The CASS report was inconvenient as it called into question the success of Beijing's long-stated plan to build a "harmonious society", thereby lending support to arguments put forward by Charter 2008. Even when the charter was released last year, Beijing watched warily as copies of the document spread to internet sites within China with translations offered for international audiences.
Fearing international support for the charter once Liu's conviction was formalised, Beijing held the trial with Western leaders on holidays and the Western public distracted by seasonal festivities.
Second, China's intransigence at the Copenhagen summit was seen by many as a rising superpower defying the US and the developed world on an important global issue.
The sticking point for China was a refusal to allow "transparent verification" of whether it was meeting any agreed commitments and even described such stipulations as a violation of its sovereignty.

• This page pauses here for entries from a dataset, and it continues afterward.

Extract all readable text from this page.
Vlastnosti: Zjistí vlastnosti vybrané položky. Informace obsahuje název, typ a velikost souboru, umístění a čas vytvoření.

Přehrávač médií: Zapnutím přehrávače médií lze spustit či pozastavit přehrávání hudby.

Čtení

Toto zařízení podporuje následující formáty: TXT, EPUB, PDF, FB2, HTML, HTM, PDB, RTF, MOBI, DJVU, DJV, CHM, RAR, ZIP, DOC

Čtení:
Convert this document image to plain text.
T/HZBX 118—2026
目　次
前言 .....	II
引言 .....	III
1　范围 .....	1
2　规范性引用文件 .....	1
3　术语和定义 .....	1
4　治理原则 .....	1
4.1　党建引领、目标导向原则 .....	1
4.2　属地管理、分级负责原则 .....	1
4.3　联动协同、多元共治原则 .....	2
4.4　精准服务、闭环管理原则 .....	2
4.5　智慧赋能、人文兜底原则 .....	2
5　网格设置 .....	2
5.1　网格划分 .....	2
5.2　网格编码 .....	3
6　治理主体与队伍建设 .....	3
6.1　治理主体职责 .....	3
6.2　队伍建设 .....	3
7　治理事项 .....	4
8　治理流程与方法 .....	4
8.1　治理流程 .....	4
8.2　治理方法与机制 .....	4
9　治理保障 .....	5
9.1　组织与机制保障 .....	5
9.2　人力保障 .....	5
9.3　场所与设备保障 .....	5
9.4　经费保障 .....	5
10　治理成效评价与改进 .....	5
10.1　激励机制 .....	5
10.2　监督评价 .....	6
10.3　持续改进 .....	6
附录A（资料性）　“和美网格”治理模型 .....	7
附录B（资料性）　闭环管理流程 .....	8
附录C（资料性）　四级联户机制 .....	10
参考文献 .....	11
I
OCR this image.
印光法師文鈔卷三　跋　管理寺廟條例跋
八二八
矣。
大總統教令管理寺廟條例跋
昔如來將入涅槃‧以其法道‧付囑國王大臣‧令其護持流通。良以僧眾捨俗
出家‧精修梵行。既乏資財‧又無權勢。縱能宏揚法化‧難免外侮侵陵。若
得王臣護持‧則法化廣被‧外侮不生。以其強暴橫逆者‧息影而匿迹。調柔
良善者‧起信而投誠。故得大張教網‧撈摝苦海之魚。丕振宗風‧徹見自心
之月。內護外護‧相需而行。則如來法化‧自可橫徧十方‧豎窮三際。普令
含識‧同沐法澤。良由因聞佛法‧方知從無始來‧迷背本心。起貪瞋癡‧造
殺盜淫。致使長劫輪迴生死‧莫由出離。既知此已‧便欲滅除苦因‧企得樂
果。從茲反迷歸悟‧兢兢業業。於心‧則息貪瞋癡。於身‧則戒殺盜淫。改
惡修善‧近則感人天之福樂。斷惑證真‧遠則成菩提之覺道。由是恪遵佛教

It was Obama insisting on this issue that sparked Wen's walkout.
Why the paranoia about transparency? Beijing has continually shown that it is reluctant to allow outsiders, let alone teams of international economists, scientists, inspectors and statisticians, to roam China gathering information on industry outputs, carbon emissions and reduction initiatives.
In promoting China, Beijing projects an image of order and competence. In parts of its successful coastal cities, it is that.
But these international teams would undoubtedly discover exactly how dysfunctional the heart of China really is.
The facade would be exposed. They would see first-hand and report back to their Western political masters how China's 45 million local officials remain the most formidable obstacle to improving accountability and performance in China's sprawling economic structure, protecting their turf, defending their privileges, arbitrarily enforcing the law and, when it comes to economic performance, blatantly cooking the figures.
It would also reveal to the world the true extent to which Beijing cannot oversee the running of China.
Many leaders and opinion makers in the West are getting China wrong.
Where we see apparent Chinese strength and boldness, Beijing senses its own vulnerabilities and humiliation. Where we see examples of Chinese defiance, Beijing is actually hiding evidence of flaws and limitations.
As the charter notes, authoritarianism is in general decline throughout the world before arguing for citizens to be masters of states. Beijing knows it is defying history, but is hoping those outside China do not know or no longer care
John Lee is a Hudson Institute Visiting Fellow and an Adjunct Associate Professor and Michael Hintze Fellow for Energy Security at the Centre for International Security Studies, Sydney University. He is the author of Will China Fail? (CIS, 2008).